Frédéric dut renoncer à vaincre la paresse de son frère ; mais il continua, pour son compte, les études commencées. Il demanda instamment au chef de l’école à passer dans la première division, où il prit des notions d’écriture et de calcul, et à l’aide de son propre travail beaucoup plus que des explications qu’il recevait, il fit dans ces nouvelles connaissances des progrès aussi rapides que ceux qu’il avait faits dans la lecture.
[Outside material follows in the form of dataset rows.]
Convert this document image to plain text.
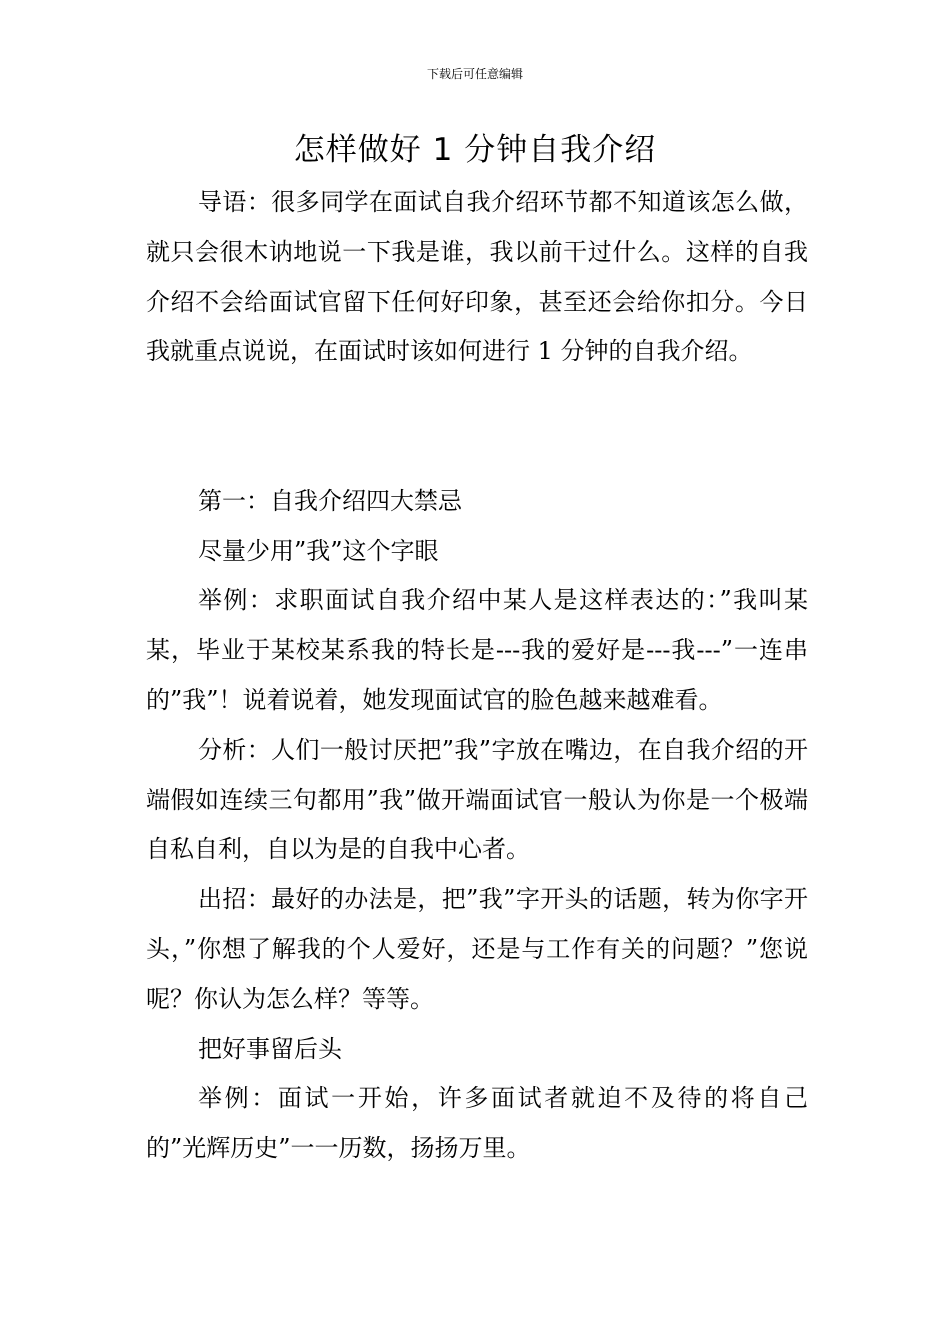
下载后可任意编辑
怎样做好 1 分钟自我介绍

导语：很多同学在面试自我介绍环节都不知道该怎么做，就只会很木讷地说一下我是谁，我以前干过什么。这样的自我介绍不会给面试官留下任何好印象，甚至还会给你扣分。今日我就重点说说，在面试时该如何进行 1 分钟的自我介绍。

第一：自我介绍四大禁忌

尽量少用”我”这个字眼

举例：求职面试自我介绍中某人是这样表达的：”我叫某某，毕业于某校某系我的特长是---我的爱好是---我---”一连串的”我”！说着说着，她发现面试官的脸色越来越难看。

分析：人们一般讨厌把”我”字放在嘴边，在自我介绍的开端假如连续三句都用”我”做开端面试官一般认为你是一个极端自私自利，自以为是的自我中心者。

出招：最好的办法是，把”我”字开头的话题，转为你字开头，”你想了解我的个人爱好，还是与工作有关的问题？”您说呢？你认为怎么样？等等。

把好事留后头

举例：面试一开始，许多面试者就迫不及待的将自己的”光辉历史”一一历数，扬扬万里。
Deux ans environ se passèrent de cette sorte ; M. Kartmann avait de nouveau augmenté sa paye.

Cependant les cours qui se faisaient à la fabrique ne s’étendaient point au delà de la lecture, de l’écriture et du calcul ; Frédéric aurait voulu étudier la géométrie, indispensable, comme il le savait, pour la mécanique ; malheureusement il manquait de livres et ne pouvait en acheter. Enfin le jour de la Saint-Georges arriva, et avec lui une joie inattendue pour l’orphelin : c’était la fête de M. Kartmann. Quand tous ses ouvriers et apprentis vinrent la lui souhaiter, il fit avancer Frédéric, et lui mettant une pièce d’or dans la main :

— Prenez, mon ami, lui dit-il ; c’est la récompense que je destinais à l’élève le plus studieux ; je suis heureux qu’elle ait été méritée par vous.